Pipelines

The analysis pipelines within this repository are contained in the analysis/ directory and include the following:

GALAH Preprocessinggalah_filter

  • Applies quality, abundance, and orbital cuts to GALAH DR3 stars. Cross-matches with Gaia EDR3 for distances and orbital parameters, selecting metal-poor, high-eccentricity stars suitable for halo analysis.

APOGEE Filteringapogee_filter

  • Filters APOGEE DR17 stars based on log g, SNR, abundance flags, and derived kinematics. Optionally queries Gaia DR3 for precise photogeometric distances to apply distance uncertainty cuts.

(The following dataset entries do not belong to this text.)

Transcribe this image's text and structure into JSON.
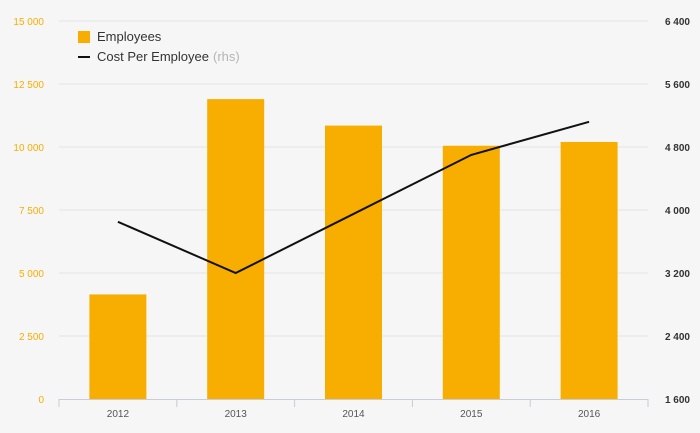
{
  "chart_data": {
    "type": "bar",
    "categories": [
      "2012",
      "2013",
      "2014",
      "2015",
      "2016"
    ],
    "series": [
      {
        "name": "Employees",
        "type": "bar",
        "axis": "left",
        "color": "#f8ae00",
        "values": [
          4150,
          11900,
          10850,
          10050,
          10200
        ]
      },
      {
        "name": "Cost Per Employee",
        "axis_note": "(rhs)",
        "type": "line",
        "axis": "right",
        "color": "#111111",
        "values": [
          3850,
          3200,
          3950,
          4700,
          5120
        ]
      }
    ],
    "y_left": {
      "ylim": [
        0,
        15000
      ],
      "ticks": [
        0,
        2500,
        5000,
        7500,
        10000,
        12500,
        15000
      ],
      "tick_labels": [
        "0",
        "2 500",
        "5 000",
        "7 500",
        "10 000",
        "12 500",
        "15 000"
      ],
      "color": "#f8ae00"
    },
    "y_right": {
      "ylim": [
        1600,
        6400
      ],
      "ticks": [
        1600,
        2400,
        3200,
        4000,
        4800,
        5600,
        6400
      ],
      "tick_labels": [
        "1 600",
        "2 400",
        "3 200",
        "4 000",
        "4 800",
        "5 600",
        "6 400"
      ],
      "color": "#333333"
    },
    "title": "",
    "xlabel": "",
    "ylabel": "",
    "grid": true,
    "legend_position": "top-left"
  }
}
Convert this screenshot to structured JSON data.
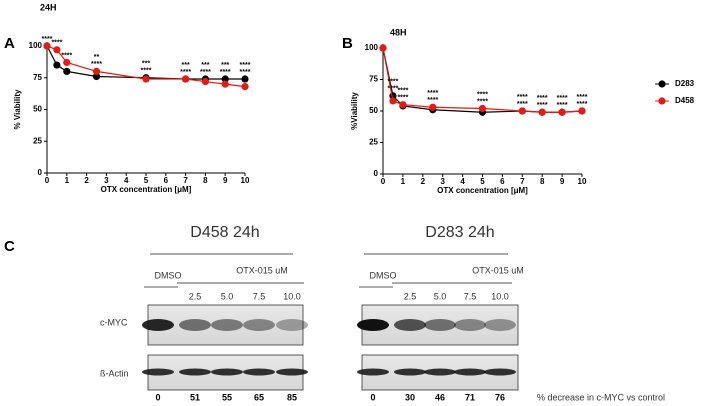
{
  "chart_data": [
    {
      "type": "line",
      "panel_label": "A",
      "title": "24H",
      "x_label": "OTX concentration [μM]",
      "y_label": "% Viability",
      "x": [
        0,
        0.5,
        1,
        2.5,
        5,
        7,
        8,
        9,
        10
      ],
      "xlim": [
        0,
        10
      ],
      "xticks": [
        0,
        1,
        2,
        3,
        4,
        5,
        6,
        7,
        8,
        9,
        10
      ],
      "ylim": [
        0,
        100
      ],
      "yticks": [
        0,
        25,
        50,
        75,
        100
      ],
      "legend": false,
      "series": [
        {
          "name": "D283",
          "color": "#000000",
          "values": [
            100,
            85,
            80,
            76,
            75,
            74,
            74,
            74,
            74
          ],
          "significance": [
            "****",
            "****",
            "****",
            "****",
            "****",
            "****",
            "****",
            "****",
            "****"
          ]
        },
        {
          "name": "D458",
          "color": "#e8190f",
          "values": [
            100,
            97,
            87,
            80,
            74,
            74,
            72,
            70,
            68
          ],
          "significance": [
            null,
            null,
            null,
            "**",
            "***",
            "***",
            "***",
            "***",
            "****"
          ]
        }
      ]
    },
    {
      "type": "line",
      "panel_label": "B",
      "title": "48H",
      "x_label": "OTX concentration [μM]",
      "y_label": "%Viability",
      "x": [
        0,
        0.5,
        1,
        2.5,
        5,
        7,
        8,
        9,
        10
      ],
      "xlim": [
        0,
        10
      ],
      "xticks": [
        0,
        1,
        2,
        3,
        4,
        5,
        6,
        7,
        8,
        9,
        10
      ],
      "ylim": [
        0,
        100
      ],
      "yticks": [
        0,
        25,
        50,
        75,
        100
      ],
      "legend": true,
      "legend_position": "right",
      "series": [
        {
          "name": "D283",
          "color": "#000000",
          "values": [
            100,
            62,
            54,
            51,
            49,
            50,
            49,
            49,
            50
          ],
          "significance": [
            null,
            "****",
            "****",
            "****",
            "****",
            "****",
            "****",
            "****",
            "****"
          ]
        },
        {
          "name": "D458",
          "color": "#e8190f",
          "values": [
            100,
            58,
            55,
            53,
            52,
            50,
            49,
            49,
            50
          ],
          "significance": [
            null,
            "****",
            "****",
            "****",
            "****",
            "****",
            "****",
            "****",
            "****"
          ]
        }
      ]
    }
  ],
  "blot": {
    "panel_label": "C",
    "rows": [
      "c-MYC",
      "ß-Actin"
    ],
    "footer": "% decrease in c-MYC vs control",
    "groups": [
      {
        "title": "D458 24h",
        "control": "DMSO",
        "treatment": "OTX-015 uM",
        "doses": [
          "2.5",
          "5.0",
          "7.5",
          "10.0"
        ],
        "percent_decrease": [
          "0",
          "51",
          "55",
          "65",
          "85"
        ]
      },
      {
        "title": "D283 24h",
        "control": "DMSO",
        "treatment": "OTX-015 uM",
        "doses": [
          "2.5",
          "5.0",
          "7.5",
          "10.0"
        ],
        "percent_decrease": [
          "0",
          "30",
          "46",
          "71",
          "76"
        ]
      }
    ]
  }
}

Extreme DeconvolutionXDPipeline

  • Performs uncertainty-aware Gaussian Mixture Model clustering through Extreme Deconvolution. Includes model fitting (run_XD), component selection (compare_XD), probabilistic assignment (assigment_XD), summary table generation (table_results_XD), and visualisation (plot_XD). Designed for reproducible functionality with the ability to save analysis and import previous results.

Reduced Dimensionality GMMReducedGMMPipeline

  • An additional clustering pipeline that mirrors the XD high-dimensional analysis but operates on a UMAP-reduced space. It applies Gaussian Mixture Models directly to the lower-dimensional projection, with the functionality to map these assignments back to the original stellar features.

Dimensionality + Clustering Initial Visualisationinvestigate_umap

  • Explores and visualises how well stellar populations separate in low-dimensional UMAP space and tests the behaviour of unsupervised methods (GMM or HDBSCAN) before applying full clustering pipelines.